Our thoughts and prayers go out to everyone whose relationships are forever changed by the shootings in Santa Barbara.

Blame abounds. Who or what is responsible? Video games, lax gun laws, a seriously flawed mental health system, garbage movies and video games, the parents, a kid suffering from Affluenza and narcissism?

Apparently, the shooter was a lost, lonely kid who we believe was mentally ill, but do we know his diagnosis? Schizophrenia? Antisocial Personality Disorder? Who knows? But his self-admitted ‘pining for his mother’ speaks volumes about the ugly seed growing in him. This guy experienced a lot of loss in his formative years.

Loss 1 – Parents moved him from Europe to the U.S. at age 5 = Loss of culture, home and possibly extended family

Loss 2 – Parents divorced at age of 6 = Loss of family, safety, and stability

Loss 3 – Dad quickly brought new woman into his life = Loss of hope of family reunification, loss of time with Dad

Loss 4 – Mom moved back to Europe = Loss of primary relationship…and hope.

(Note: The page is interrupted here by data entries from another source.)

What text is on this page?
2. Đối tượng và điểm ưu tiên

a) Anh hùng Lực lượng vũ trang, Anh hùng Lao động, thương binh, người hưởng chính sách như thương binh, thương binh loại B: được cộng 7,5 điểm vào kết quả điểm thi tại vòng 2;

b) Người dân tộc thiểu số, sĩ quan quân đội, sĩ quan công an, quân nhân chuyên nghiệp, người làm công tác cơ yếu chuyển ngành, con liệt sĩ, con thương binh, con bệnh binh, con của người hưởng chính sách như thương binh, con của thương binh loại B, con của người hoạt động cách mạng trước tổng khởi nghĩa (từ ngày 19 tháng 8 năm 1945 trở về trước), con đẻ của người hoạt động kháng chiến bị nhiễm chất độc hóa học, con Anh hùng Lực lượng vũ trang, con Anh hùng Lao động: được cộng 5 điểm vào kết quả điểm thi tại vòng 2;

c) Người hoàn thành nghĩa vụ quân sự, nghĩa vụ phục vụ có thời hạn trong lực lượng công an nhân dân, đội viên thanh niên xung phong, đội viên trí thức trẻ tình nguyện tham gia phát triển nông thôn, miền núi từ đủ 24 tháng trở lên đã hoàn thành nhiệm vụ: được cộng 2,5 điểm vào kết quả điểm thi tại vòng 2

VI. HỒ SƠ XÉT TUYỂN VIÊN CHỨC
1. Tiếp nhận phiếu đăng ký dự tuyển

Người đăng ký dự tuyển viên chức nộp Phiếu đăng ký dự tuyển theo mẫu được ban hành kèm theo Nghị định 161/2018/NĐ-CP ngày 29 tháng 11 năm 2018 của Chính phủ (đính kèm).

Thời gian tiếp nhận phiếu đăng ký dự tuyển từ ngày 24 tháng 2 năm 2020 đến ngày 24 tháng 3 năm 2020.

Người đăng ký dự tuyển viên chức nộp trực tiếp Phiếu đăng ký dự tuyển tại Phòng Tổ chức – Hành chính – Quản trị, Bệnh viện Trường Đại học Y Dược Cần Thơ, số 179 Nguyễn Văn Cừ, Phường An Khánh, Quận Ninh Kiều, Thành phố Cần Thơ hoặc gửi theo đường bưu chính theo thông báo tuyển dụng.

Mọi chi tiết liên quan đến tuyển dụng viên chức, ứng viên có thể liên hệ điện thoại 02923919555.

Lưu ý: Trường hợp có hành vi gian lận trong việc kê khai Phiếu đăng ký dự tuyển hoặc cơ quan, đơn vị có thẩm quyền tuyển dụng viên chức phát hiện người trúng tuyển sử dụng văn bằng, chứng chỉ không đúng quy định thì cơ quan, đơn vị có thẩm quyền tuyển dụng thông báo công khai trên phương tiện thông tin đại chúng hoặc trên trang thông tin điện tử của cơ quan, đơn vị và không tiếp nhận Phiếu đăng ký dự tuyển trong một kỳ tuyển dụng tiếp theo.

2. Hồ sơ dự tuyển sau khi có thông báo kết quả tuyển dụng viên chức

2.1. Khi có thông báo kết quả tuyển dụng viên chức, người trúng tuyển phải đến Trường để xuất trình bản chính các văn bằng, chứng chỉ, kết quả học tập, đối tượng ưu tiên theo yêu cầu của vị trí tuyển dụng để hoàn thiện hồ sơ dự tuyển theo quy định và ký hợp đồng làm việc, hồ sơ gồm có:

Most kids, depending on their temperament, could handle this.

Instead of pointing all fingers at the shooter, we could take a look at a narcissistic society that lacks emphasis on commitment to marriage and family. I’m not blaming the parents for doing what most have done. Sometimes dissolution is unavoidable but in many or maybe even most cases we could make it work. Maybe we ought not to rely on the common thinking that we shouldn’t stay together for the kids. Maybe we should.

Here are a few suggestions for help in dealing with building a strong marriage, or helping kids cope when divorce is the only answer.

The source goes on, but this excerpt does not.